In the end, the CDA decision was not about pornographers. Ironically, commercial pornographers welcomed the CDA because it set forth specific defenses that, if followed, would protect them from prosecution. The constitutional challenge to the CDA was ultimately about the people caught in the cross fire. As the District Court and the Supreme Court quoted, in its attempt to roast the pig, Congress would have burned down the entire house. In its attempt to stop pornography - which the CDA would have failed to do - the CDA would have chilled the speech of so many whose voices may be offensive to some but are nonetheless a vital part of our democratic discourse. As examples, the Court noted the UCR/California Museum of Photography, whose new exhibit announcements contain nudes by Edward Weston and Robert Mapplethorpe; Critical Path, for its safer sex instructions; Stop Prison Rape, for its on-line content; parents who send birth control information to their minor children at college, and arguably the Carnegie library for its card catalogue, all of which could not be certain of protection from prosecution under the CDA. The Court ruled that it is not acceptable for statutes which restrict content to chill speech throughout society or across the Internet.

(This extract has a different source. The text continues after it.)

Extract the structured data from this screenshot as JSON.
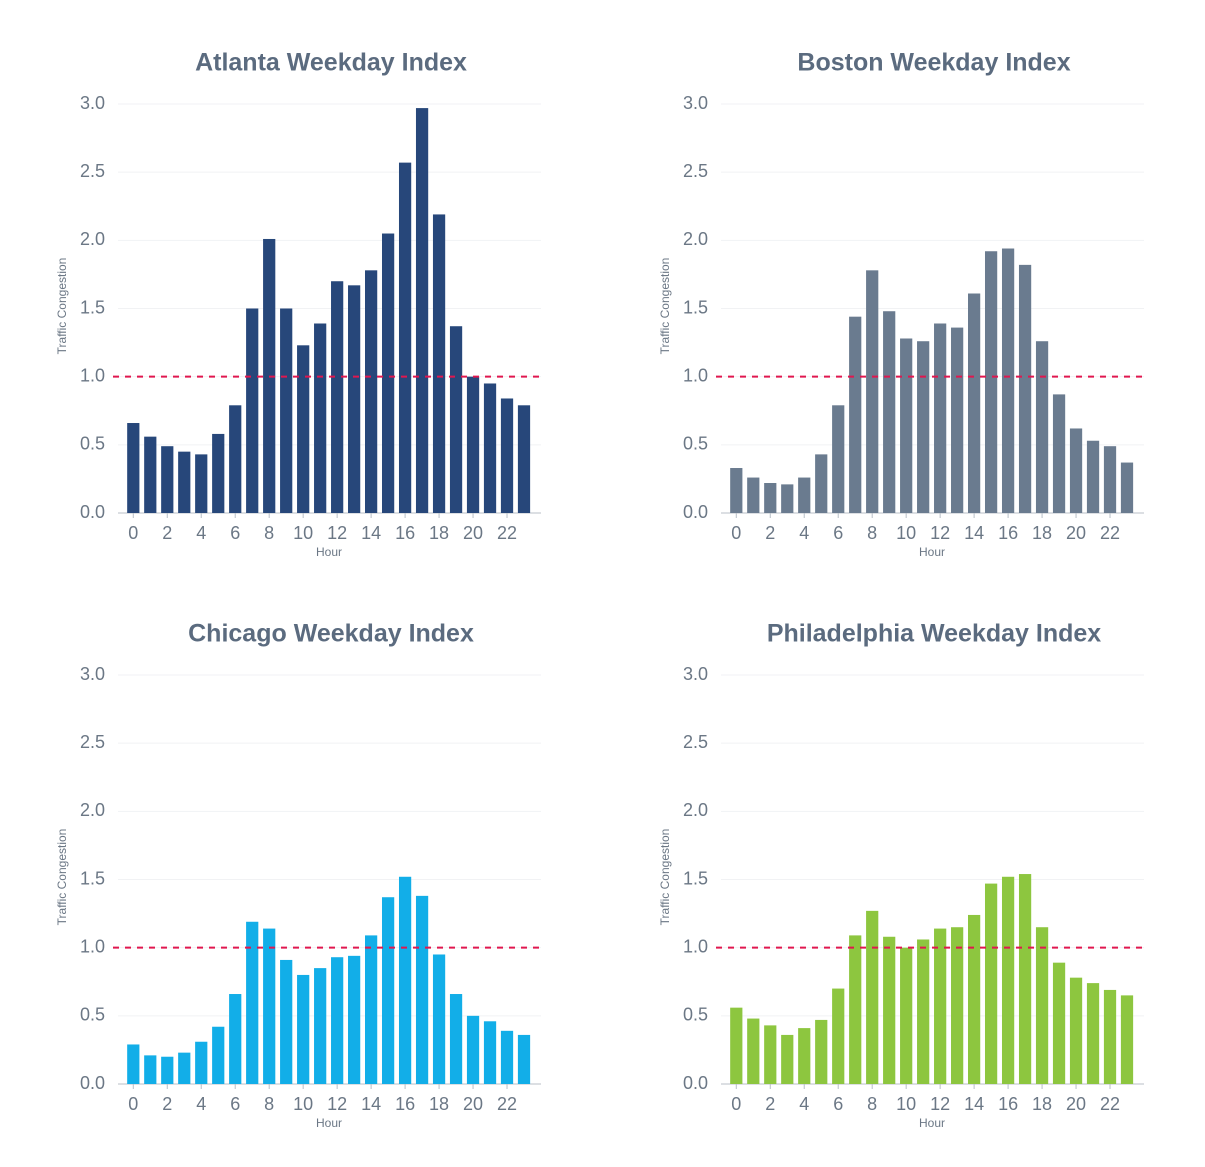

A final point not addressed in the Court's decision is worth noting. The challenge to the CDA provided proof of the challengers' own argument. The challengers argued that the Internet should be cherished as a tremendous opportunity for democracy and society. It offers everyone the opportunity to have a voice and improve people's ability to be informed. It improves the lines of communication both to and from the sovereign, making the government more accountable to the governed. In the words of the District Court, "[i]t is no exaggeration to conclude that the Internet has achieved, and continues to achieve, the most participatory marketplace of mass speech that this country and indeed the world has yet seen . . . [T]he Internet may fairly be regarded as a never-ending worldwide conversation."

It is because the Internet embodies democratic discourse at its highest level that it must necessarily receive strong First Amendment protection. And the challengers proved their point as the first large scale political movement on the Internet. Information concerning CDA developments was immediately available. Reports concerning the levels of pornography on the Internet were debunked aggressively. The CDA itself was debated endlessly in thousands of corners on the Internet. In the end, the opposition to the CDA showed the powerful role that the Internet now plays in society.